GPs are already doing wisdom teeth, implants, IV sedation. OMFS will likely be hardest hit.

 

Right. And the number of botched, half-drilled, impacted thirds I have seen infuriate the majority of the OMFS residents out there that end up seeing them in clinic to fix someone else's mess. It happens alot.  
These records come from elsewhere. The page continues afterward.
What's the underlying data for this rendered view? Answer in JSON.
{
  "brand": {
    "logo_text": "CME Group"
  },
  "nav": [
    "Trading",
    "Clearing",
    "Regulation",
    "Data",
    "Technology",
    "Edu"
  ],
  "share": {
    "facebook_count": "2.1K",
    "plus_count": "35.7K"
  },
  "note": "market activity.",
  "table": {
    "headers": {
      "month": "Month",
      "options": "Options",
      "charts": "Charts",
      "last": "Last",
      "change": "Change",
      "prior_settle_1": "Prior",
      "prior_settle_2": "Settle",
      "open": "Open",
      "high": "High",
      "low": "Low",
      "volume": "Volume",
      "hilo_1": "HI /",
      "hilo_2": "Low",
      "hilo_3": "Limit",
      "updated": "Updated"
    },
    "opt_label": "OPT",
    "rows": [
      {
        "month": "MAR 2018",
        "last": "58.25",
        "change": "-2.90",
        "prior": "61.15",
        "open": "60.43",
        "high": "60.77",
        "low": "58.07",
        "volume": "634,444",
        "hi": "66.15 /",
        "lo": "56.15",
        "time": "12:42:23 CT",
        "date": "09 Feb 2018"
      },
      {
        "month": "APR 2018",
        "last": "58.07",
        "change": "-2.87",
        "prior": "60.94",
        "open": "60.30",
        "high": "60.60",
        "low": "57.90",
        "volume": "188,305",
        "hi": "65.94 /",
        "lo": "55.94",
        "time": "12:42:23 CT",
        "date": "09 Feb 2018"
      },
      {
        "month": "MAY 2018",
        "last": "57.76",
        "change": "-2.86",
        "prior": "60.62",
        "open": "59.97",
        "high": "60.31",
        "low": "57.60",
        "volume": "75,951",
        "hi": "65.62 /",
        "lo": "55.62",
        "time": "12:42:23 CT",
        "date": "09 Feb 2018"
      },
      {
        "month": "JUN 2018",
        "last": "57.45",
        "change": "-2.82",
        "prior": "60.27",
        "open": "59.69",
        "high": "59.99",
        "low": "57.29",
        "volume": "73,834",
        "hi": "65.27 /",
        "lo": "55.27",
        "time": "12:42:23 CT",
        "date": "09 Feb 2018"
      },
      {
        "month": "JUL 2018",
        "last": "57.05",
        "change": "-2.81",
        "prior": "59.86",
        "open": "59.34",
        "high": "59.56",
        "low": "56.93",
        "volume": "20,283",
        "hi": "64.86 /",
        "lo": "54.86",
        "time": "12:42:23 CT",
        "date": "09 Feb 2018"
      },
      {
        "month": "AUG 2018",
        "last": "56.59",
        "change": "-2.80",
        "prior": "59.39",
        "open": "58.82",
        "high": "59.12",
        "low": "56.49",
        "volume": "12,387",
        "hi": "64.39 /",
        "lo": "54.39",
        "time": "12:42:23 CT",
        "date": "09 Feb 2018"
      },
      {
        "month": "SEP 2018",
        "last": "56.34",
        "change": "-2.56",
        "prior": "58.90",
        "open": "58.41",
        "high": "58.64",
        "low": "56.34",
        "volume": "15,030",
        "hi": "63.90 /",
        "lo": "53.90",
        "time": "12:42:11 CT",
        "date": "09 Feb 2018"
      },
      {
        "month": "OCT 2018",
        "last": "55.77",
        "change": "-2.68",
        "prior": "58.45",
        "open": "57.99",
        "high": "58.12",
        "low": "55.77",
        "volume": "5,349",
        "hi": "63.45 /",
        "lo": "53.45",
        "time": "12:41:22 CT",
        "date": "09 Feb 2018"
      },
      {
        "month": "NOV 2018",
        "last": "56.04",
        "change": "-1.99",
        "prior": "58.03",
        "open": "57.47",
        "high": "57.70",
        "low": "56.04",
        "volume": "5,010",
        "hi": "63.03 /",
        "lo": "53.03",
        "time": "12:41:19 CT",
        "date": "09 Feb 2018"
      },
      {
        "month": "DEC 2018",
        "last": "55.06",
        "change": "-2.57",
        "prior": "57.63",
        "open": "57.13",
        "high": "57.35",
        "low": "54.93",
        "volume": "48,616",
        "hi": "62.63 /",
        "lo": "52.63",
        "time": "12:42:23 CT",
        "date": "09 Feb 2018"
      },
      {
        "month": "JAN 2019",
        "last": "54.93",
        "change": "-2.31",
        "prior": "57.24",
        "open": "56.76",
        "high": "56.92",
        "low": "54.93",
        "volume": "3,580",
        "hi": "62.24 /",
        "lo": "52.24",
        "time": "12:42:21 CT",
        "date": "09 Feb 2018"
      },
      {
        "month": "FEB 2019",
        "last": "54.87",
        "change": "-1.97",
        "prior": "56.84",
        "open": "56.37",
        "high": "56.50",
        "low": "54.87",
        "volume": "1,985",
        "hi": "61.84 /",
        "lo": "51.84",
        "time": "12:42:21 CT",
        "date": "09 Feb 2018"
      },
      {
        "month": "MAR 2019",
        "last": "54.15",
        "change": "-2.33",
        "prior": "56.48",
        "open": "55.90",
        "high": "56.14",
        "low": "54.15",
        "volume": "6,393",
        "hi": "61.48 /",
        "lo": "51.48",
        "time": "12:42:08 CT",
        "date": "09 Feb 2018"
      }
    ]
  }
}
I'm biased, but I really have a hard time seeing how OMFS is really affected. T+T are important to private practice OMFS, no doubt, but it's a tiny part of the OMFS scope. Sure orthognathics, trauma, deep neck I&Ds, H&N path may not be as luctrative, but to say that OMFS will be "hardest hit" because some GPs are extracting 3rd molars is ridiculous. The moment most GPs see a "medcially complex" pt that needs some form of an extraction, OMFS is consulted, and rightfully so. OMFS has exhasutive training in general anesthesia (300+ general anestheisa cases) and IV sedation (300+ cases). If things go wrong, is the GP going to be confident to intubate, bag, and adminstered the right meds? Sure the GP has the certificate to administer sedation in the clinic, but are they prepared for the worst?  

For the sake of your pateints, if you are remotly unsure if you can handle it, refer to someone that has the expeince rather than botching it.